Usualmente se presenta la disyuntiva, falsa por demás, entre un cine de entretenimiento o un cine de culto. Como si el cine de culto no narrara o entretuviese, como si el cine de género no pudiese ser preciosista. En el cine, como en casi cualquier arte, no se trata tanto sobre qué se narra sino en como se hace. La lengua de las Mariposas funciona bien a modo de ejemplo. No es una gran historia épica, ni ocupa una centralidad en los sucesos políticos que sacudían a la II República. Es una historia de provincias, una historia de un maestro y sus estudiantes, de sastres y católicos ultramontanos. Pero en ese minimalismo, en ese deambular de una historia entre tantas, yace en su partícula más profunda, la más íntima de las agonías de la historia universal.
"La música tiene que tener el rostro de una mujer a quien enamorar", decían. Porque la vida siempre va torpedeando posibilidades incluso hasta en el más adverso de los escenarios. Toda la película es un camino al precipicio, del cual anhelas que puedan escapar, que no caigan, que no se desmoronen en el peor y más profundo de los fosos sociales. ¿Acaso no se ve brotar el amor adolescente? ¿Acaso no se ven celebraciones y fiestas? ¿Acaso no está el maestro reproduciendo hasta en sus posibilidades más íntimas las potencias del conocimiento en sus estudiantes? Difícilmente pueda aspirarse a una visualización del futuro más concreto sino es partiendo desde esas bases.

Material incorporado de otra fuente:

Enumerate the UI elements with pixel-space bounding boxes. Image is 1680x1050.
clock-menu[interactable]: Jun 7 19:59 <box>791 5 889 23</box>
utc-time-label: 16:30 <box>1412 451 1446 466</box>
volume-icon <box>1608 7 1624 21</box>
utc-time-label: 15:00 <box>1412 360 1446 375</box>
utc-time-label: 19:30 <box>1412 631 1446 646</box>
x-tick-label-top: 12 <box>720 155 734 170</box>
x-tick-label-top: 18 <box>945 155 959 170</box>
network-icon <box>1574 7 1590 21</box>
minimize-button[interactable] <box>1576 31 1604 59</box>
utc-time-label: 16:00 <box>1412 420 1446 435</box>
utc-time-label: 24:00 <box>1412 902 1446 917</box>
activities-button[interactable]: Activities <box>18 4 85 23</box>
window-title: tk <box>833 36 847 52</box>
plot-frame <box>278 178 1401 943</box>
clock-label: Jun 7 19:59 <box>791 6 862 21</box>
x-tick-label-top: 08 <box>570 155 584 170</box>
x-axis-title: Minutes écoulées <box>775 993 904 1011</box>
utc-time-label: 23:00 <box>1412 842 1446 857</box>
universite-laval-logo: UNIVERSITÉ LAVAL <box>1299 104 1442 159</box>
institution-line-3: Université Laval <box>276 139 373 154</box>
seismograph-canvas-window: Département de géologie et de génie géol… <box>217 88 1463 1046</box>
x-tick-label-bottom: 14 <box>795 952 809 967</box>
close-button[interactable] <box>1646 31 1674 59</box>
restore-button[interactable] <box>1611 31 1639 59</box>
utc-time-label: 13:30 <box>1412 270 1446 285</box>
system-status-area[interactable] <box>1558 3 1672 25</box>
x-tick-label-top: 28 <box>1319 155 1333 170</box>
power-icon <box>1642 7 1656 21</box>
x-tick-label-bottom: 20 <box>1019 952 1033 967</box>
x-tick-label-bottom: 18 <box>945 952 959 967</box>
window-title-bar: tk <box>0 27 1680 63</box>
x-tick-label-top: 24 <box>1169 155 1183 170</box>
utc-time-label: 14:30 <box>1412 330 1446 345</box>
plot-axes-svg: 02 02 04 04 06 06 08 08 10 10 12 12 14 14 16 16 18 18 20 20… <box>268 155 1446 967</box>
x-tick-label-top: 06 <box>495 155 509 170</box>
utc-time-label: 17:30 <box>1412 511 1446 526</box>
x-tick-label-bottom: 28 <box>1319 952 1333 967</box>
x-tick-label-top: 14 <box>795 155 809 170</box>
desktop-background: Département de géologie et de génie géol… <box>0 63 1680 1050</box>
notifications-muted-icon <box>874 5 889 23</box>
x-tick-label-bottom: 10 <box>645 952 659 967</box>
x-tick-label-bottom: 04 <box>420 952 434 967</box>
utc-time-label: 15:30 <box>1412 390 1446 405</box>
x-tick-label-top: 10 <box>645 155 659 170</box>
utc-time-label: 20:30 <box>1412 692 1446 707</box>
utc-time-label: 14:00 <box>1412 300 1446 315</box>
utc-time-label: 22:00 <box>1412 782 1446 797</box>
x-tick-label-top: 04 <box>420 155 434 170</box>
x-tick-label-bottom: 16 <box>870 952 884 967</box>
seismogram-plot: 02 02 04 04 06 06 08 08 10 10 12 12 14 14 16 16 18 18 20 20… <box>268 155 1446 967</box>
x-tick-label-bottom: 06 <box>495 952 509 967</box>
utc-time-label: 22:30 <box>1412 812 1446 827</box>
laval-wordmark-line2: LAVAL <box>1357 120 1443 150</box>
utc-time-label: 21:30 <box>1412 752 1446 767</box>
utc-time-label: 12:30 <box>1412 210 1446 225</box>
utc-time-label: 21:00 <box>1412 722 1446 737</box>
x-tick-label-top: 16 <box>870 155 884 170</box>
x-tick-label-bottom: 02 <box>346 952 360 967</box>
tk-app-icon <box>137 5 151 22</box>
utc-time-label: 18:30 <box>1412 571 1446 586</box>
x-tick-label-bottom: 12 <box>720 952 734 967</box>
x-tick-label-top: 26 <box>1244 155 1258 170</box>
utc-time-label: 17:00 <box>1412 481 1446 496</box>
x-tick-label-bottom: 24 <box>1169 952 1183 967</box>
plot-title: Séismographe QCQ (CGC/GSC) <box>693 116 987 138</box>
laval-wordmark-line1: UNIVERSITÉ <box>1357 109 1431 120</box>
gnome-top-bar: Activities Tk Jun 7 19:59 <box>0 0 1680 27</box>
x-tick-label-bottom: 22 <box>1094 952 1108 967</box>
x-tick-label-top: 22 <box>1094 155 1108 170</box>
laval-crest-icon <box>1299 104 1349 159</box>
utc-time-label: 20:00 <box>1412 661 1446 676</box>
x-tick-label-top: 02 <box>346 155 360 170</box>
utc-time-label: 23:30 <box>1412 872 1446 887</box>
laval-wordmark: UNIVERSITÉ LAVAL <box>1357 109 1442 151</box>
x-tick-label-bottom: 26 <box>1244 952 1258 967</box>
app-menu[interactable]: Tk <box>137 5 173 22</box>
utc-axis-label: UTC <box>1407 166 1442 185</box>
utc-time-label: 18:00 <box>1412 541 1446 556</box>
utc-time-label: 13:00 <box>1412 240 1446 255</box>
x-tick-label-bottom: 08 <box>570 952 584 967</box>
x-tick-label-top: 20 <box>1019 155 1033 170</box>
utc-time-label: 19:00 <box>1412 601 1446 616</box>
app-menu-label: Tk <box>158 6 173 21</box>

Pero al final, lo esperado se vuelve inesperado. Enfrascados en la historia anhelamos esa salida elegante que la película no puede transmitirnos sin falsearse. Cuerda nos pone frente a los cánones habituales del cine comercial, pero nos ofrece una sacudida acorde y coherente a ese drama universal en ese pueblo de provincias, un final que se vuelve inesperado por lo profundamente antipático al sentir del público. No es para menos. El compromiso emocional, la dinámica de la historia, las aspiraciones de los personajes reclamaban una suerte distinta de la que la historia misma podía ofrecer, reclamaban una resolución del conflicto que la tragedia estaba lejos de poder brindar.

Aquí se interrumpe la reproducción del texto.